All of this leads to the fair, where Albert and Annie go on a date. People die at this fair of some unnatural causes, but other than these running gags, there’s really not much funny here. There is a moment when they run into Louise and Foy, and Albert stumbles over his words when describing where he lives in relation to Annie. This joke might work, but not much else in the scene does. Especially when the predictable plot come creeping right around the corner. We know that Clinch will be returning to town in a week to pickup his wife, so we know that trouble is coming and exactly what it is and when. Maybe they were going for a High Noon approach with this, only the hero doesn’t know what’s coming, and it seems like the movie is hoping we will forget, so that they can surprise us later. It doesn’t work.
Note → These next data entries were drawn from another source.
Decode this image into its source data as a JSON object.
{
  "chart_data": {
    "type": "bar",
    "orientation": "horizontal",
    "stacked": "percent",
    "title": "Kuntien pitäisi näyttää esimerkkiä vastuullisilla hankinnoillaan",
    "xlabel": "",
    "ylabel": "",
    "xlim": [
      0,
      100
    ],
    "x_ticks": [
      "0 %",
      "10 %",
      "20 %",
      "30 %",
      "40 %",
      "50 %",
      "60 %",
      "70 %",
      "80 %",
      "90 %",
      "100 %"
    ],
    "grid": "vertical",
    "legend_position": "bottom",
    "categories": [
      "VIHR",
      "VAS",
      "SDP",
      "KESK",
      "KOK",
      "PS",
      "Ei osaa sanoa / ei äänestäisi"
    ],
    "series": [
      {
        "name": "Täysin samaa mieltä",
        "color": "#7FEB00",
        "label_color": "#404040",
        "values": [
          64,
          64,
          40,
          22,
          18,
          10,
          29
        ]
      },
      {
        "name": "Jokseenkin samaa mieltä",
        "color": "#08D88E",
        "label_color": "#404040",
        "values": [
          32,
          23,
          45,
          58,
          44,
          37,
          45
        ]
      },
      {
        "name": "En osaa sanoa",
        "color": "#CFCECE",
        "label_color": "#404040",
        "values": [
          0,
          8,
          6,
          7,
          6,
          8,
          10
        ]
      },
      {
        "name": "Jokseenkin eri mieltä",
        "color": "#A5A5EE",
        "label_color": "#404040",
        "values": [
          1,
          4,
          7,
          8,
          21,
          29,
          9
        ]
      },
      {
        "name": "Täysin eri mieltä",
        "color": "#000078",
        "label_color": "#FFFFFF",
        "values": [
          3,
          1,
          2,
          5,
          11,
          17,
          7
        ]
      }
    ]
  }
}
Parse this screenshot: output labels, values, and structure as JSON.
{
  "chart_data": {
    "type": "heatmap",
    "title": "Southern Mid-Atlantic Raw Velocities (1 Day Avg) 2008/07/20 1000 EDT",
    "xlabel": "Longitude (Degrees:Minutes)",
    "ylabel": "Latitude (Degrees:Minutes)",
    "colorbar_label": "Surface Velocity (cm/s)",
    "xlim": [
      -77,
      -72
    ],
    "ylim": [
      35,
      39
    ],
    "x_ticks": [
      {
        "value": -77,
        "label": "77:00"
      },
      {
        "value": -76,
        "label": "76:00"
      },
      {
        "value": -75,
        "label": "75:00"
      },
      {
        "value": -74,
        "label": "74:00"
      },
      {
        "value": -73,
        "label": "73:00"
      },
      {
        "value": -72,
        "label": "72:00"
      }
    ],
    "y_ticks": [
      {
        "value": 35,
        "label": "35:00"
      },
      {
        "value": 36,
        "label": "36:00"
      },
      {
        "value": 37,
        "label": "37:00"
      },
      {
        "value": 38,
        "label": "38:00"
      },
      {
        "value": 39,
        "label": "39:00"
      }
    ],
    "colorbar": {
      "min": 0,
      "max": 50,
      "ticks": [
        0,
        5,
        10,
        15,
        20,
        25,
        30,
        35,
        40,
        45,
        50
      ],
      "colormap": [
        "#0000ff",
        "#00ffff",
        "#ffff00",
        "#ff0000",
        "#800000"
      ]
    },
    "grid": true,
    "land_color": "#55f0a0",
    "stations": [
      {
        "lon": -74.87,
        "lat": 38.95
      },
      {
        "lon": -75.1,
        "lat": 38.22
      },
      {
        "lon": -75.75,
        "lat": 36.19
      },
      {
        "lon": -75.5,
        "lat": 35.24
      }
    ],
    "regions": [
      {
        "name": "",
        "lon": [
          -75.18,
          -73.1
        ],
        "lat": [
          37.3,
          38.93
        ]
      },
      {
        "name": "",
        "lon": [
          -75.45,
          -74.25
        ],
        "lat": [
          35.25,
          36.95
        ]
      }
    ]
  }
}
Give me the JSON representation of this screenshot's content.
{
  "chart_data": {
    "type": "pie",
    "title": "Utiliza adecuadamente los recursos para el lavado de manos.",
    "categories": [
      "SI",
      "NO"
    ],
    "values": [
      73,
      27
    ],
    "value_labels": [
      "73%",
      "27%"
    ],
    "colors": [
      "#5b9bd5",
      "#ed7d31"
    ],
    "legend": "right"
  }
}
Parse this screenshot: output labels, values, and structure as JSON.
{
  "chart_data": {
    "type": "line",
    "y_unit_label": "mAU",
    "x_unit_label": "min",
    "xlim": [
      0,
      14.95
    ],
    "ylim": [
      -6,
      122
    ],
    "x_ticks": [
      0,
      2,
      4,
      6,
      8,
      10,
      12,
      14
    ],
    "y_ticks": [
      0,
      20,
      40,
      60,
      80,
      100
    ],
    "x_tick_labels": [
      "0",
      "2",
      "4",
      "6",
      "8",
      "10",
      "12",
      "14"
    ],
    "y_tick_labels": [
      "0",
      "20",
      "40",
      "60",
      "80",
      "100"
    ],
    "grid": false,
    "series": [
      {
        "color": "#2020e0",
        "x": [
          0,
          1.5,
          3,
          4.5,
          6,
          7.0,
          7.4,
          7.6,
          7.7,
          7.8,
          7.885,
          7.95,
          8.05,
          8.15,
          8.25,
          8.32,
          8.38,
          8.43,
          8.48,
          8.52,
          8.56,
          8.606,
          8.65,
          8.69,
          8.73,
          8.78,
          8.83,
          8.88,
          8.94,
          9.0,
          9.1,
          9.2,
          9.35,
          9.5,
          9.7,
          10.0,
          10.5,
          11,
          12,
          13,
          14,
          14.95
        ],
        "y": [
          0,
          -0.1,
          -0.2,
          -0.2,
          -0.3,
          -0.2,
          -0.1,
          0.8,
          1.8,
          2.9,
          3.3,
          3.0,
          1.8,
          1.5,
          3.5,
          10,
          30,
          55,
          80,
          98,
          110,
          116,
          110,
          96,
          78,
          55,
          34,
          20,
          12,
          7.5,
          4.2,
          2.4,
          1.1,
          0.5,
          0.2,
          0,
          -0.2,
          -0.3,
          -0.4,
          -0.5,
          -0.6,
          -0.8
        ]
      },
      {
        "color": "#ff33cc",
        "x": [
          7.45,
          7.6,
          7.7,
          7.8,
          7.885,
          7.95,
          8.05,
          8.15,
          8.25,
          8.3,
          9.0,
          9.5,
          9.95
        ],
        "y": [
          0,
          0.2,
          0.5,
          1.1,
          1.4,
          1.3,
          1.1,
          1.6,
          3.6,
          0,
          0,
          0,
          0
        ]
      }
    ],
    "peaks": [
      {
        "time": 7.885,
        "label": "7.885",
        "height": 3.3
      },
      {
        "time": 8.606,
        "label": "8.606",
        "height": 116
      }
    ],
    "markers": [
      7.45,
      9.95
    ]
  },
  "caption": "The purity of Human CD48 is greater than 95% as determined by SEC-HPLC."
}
If the plot made any attempt to get creative or avoid cliches and standard storytelling, this might have been a better film. As it is, this is a predictable and mostly unfunny mess. Knowing exactly what’s going to happen the whole way through really hurts the film. At that point, with plot pretty much taken out of the equation, all that’s left is the humor, and it is very hit and miss. The scene where one man can’t fight because he is too busy going to the bathroom in another man’s hat is an example of the lousy humor on hand here. Another one involves a herd of sheep peeing on a character. This is pretty amateurish stuff, and MacFarlane can certainly do better.